Business & Finance Taxes

Corporate Tax - Do They Pay Their Fair Share?

Corporate tax by most people is considered the amount a company pays the government on the profits they make for a specific tax year.
For each country the rules and requirement vary.
Each country's tax laws are set by their legislature branches of their government.
In America there are many different considerations that have to be calculated when a company is figuring how much corporate tax they must pay.
Because of this, most large and some small corporations have a full time staff that do nothing but work on this year round.
One of the things a corporation must consider and calculate according to the current federal tax law is how to treat the depreciation of capital assets.
An average for most countries is a 25% for this deduction.
Another part of this tax is how much shareholders receive as dividends.
In some small corporations all the profits are channeled through shareholder dividend.

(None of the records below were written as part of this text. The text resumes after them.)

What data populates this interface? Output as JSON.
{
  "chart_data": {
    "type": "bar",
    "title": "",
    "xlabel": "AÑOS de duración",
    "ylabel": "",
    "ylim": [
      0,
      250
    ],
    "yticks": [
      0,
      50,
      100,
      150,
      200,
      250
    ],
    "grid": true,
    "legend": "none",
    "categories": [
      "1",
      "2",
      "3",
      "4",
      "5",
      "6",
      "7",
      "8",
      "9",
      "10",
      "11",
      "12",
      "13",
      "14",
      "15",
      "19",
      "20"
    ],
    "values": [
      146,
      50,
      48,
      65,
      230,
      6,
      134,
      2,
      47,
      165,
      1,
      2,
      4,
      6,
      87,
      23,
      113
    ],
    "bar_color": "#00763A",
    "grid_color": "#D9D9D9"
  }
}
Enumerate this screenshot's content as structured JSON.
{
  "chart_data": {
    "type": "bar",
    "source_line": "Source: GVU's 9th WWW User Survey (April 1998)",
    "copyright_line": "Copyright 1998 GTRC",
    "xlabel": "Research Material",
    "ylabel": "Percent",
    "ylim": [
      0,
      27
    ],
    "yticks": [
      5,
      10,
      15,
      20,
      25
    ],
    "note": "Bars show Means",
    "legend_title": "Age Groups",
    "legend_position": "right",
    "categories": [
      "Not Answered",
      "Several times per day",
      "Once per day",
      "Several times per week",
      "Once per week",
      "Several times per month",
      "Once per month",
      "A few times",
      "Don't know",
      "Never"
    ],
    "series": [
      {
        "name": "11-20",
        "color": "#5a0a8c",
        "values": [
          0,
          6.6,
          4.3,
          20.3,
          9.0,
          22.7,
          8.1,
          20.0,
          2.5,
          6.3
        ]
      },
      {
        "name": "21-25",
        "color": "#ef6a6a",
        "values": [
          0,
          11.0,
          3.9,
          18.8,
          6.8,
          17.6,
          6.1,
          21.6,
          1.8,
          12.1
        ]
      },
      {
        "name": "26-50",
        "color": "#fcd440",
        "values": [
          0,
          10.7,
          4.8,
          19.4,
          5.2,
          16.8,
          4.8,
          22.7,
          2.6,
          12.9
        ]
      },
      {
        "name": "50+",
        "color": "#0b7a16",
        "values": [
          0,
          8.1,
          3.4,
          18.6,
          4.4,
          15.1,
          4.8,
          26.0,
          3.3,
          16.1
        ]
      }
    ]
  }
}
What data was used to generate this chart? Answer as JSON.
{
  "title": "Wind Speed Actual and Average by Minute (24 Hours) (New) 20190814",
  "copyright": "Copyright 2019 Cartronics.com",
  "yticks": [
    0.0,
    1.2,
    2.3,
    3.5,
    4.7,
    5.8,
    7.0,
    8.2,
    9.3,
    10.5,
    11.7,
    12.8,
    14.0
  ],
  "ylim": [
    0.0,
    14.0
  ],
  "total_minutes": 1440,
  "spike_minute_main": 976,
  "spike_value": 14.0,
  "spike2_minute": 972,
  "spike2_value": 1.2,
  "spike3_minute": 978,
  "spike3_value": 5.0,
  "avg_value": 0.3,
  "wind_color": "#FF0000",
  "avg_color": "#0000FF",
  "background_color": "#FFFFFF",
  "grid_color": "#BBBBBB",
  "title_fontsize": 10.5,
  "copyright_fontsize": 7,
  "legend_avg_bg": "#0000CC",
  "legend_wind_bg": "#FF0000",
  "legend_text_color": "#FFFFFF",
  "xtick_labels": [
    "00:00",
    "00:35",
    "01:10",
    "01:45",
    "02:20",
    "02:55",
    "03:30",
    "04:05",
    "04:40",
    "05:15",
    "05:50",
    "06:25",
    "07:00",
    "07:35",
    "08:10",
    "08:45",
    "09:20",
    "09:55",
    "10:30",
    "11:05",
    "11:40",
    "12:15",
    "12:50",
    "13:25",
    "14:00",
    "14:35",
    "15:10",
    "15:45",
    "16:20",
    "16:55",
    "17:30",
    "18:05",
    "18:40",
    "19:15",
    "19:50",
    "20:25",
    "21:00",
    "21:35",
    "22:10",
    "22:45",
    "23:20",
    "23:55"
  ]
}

This is where the corporate tax is paid instead of the distribution sector.
The tax rates vary from country to country also along with varying amounts.
The highest rate in America is at 35% for a company that makes in profit over $18.
3 million.
The lowest is 15% for companies that make less than $50,000.
If a company is does business in a country other than its own, then there is a foreign corporate tax.
Each company is responsible to pay the taxes for each of these countries that they operate in.
There are so many rules and regulations that no one person can know them all.
The IRS does produce Publication 542 to assist corporations with the proper rules and regulations to follow.
Corporate tax is very complicated and should only be done by a qualified professional.